Malgré le discours que nous tiennent en Europe les médias de Droite sur le modèle Milei, ses résultats sont catastrophiques pour l'économie réelle et même sa prétendue réussite sur le plan de la réduction de l'inflation mérite d'être mise en perspective: encore il y a quelques jours, à l'émission 28 mn d'Arte (qui n'est que le Café du Commerce des bac+5 en psycho-socio) les chiffres affichés par Milei étaient repris de façon acritique. Les 83% d'inflation du premier trimestre 2024 sont dus pour une bonne part (environ la moitié) à la politique de pompier pyromane de Milei qui a passé toute sa campagne électorale de mi-2023 jusqu'à son élection à promettre une dollarisation et à traiter le peso d'excrément (sic) puis à le dévaluer dès son accession au pouvoir en décembre, la déréglementaiton immédiate de nombreux services (trsnsport, télécom, mutuelles privées...) a fait le reste.
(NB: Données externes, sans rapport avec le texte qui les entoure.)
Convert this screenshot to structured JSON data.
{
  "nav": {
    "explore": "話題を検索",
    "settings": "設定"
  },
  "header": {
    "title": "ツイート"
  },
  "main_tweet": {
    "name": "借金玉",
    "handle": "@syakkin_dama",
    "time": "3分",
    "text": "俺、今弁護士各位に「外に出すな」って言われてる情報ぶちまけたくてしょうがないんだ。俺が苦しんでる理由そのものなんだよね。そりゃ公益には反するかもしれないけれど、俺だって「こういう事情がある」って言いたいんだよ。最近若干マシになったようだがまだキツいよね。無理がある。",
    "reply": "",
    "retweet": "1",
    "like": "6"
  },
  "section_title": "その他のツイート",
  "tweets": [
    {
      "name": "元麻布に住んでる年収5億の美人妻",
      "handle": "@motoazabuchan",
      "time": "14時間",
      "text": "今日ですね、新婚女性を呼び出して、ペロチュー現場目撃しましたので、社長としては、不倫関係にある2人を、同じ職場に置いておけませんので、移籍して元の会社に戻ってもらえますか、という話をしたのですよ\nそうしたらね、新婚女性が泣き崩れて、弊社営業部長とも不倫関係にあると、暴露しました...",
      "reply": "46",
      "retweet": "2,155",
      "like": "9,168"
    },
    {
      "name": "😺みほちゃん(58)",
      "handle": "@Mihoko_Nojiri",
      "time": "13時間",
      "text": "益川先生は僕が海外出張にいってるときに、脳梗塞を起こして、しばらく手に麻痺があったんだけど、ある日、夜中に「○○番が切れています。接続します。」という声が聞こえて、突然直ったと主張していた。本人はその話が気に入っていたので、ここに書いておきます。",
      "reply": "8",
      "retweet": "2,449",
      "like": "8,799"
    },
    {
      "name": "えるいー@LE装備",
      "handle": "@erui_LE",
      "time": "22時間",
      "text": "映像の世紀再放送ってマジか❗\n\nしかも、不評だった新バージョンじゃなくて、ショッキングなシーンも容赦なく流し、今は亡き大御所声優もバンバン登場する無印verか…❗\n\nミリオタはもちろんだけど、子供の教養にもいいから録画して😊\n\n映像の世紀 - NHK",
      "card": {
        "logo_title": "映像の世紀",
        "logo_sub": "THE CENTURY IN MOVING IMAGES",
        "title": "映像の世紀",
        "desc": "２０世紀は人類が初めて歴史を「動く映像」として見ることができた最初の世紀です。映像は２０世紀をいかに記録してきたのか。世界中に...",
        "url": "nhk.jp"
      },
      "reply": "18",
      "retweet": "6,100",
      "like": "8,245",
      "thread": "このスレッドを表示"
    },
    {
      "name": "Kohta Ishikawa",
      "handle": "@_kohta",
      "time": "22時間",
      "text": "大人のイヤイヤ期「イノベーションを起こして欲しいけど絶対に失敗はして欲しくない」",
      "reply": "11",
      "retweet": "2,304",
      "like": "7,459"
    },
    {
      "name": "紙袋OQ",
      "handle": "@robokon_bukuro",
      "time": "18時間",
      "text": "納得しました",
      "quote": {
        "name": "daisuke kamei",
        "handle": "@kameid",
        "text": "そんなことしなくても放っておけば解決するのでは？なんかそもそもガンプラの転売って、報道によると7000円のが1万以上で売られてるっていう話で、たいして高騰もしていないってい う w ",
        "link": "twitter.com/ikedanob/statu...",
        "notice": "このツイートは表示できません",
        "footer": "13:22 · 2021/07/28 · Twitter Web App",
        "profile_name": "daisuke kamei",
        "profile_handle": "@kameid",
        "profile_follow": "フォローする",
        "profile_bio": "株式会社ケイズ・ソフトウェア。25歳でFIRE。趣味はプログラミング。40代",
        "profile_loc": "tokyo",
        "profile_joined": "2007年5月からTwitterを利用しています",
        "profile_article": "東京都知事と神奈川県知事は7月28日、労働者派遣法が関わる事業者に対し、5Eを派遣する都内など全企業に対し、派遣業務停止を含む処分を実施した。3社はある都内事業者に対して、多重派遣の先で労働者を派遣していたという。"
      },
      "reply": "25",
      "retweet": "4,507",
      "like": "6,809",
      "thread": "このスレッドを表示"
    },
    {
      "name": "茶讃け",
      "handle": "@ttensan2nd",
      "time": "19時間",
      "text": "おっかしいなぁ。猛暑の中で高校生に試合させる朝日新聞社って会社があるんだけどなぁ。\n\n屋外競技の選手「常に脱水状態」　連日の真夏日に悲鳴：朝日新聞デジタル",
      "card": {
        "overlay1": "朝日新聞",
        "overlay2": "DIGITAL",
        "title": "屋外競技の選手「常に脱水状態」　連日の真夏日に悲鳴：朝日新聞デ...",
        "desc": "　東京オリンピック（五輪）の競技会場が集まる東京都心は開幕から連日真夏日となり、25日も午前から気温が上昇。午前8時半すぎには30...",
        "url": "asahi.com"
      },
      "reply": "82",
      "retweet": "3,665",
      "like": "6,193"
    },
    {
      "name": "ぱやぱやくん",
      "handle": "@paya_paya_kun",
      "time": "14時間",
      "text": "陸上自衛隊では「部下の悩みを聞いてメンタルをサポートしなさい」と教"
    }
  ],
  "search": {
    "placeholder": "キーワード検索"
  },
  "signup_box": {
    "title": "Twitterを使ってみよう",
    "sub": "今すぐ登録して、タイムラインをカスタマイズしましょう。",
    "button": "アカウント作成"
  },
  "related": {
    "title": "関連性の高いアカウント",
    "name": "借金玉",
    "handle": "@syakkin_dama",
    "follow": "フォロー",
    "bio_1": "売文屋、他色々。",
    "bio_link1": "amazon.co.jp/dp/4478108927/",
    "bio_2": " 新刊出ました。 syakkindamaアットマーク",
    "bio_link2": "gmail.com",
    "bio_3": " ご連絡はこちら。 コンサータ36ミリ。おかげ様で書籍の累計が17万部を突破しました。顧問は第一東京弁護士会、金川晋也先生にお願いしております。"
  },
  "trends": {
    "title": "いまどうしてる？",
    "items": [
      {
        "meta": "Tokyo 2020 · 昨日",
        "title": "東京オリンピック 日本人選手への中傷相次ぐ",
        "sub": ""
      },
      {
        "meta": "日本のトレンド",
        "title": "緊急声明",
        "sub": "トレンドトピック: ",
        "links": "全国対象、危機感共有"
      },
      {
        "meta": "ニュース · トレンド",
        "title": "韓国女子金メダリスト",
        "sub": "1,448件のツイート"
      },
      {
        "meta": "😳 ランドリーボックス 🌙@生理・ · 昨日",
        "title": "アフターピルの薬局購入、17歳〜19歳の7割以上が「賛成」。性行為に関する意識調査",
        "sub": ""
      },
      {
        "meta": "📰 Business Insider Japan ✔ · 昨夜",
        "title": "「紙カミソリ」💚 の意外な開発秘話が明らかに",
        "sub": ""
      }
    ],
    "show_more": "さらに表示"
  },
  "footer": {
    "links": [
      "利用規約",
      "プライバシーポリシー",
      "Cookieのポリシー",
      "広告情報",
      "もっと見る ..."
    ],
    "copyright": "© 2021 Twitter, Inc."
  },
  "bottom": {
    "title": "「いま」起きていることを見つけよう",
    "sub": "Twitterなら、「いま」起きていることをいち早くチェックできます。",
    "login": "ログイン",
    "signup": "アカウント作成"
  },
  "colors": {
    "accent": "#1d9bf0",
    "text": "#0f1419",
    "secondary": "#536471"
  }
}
Les 17% d'inflation en 2025 dont on nous rebat les oreilles les économistes qui évaluent l'inflation avec un indice des prix réaliste (c'est-à-dire pondérant correctement les prix des services) ont déterminé que l'inflation réellement ressentie par les Argentins serait plutôt de l'ordre de 30 à 35% cette année.

Quant aux projections de Milei pour son budget 2026 (10% d'inflation et un dollar à 1400 pesos) présentées en grande pompe il y a quelques jours, tout le monde s'accorde à les trouver totalement délirantes. L'ancien patron de la filiale argentine de FIAT, Cristiano Rattazi, pourtant soutien de la première heure de Milei, a déclaré hier qu'il fallait laisser le dollar 'aller là où il doti aller" autrement dit abandonner la politique de Caputo. 

Après avoir bien profité de sa politique monétariste sauvage, les milieux financiers internationaux font la sourde oreille à ses appels au secours et les habituels requins multinationaux (Barclays Bank, Morgan-Stanley, JP Morgan etc.) recommandent tous de ne plus investir en Argentine pour le moment. Aux dernières nouvelles, des émissaires de Goldman-Sachs sont même venus faire un tour dans lz City de Buenos Aires pour se renseigner au sujet du gouverneur de la province de Buenos Aires Axel Kicillof qui apparaît désormais comme une potentielle alternative péronisto-keynésienne pour 2027 (Kicillof a fait sa thèse de doctorat en économie sur Keynes.)

Milei est aujourd'hui politiquement isolé et affaibli par de multiples scandales de corruption et une nouvelle défaite aux élections de mi-mandat se profile, ce qui donnerait le coup de grâce à son expérimentation libertarienne dont les Argentins ont été les cobayes initalement consentants mais désormais rebelles.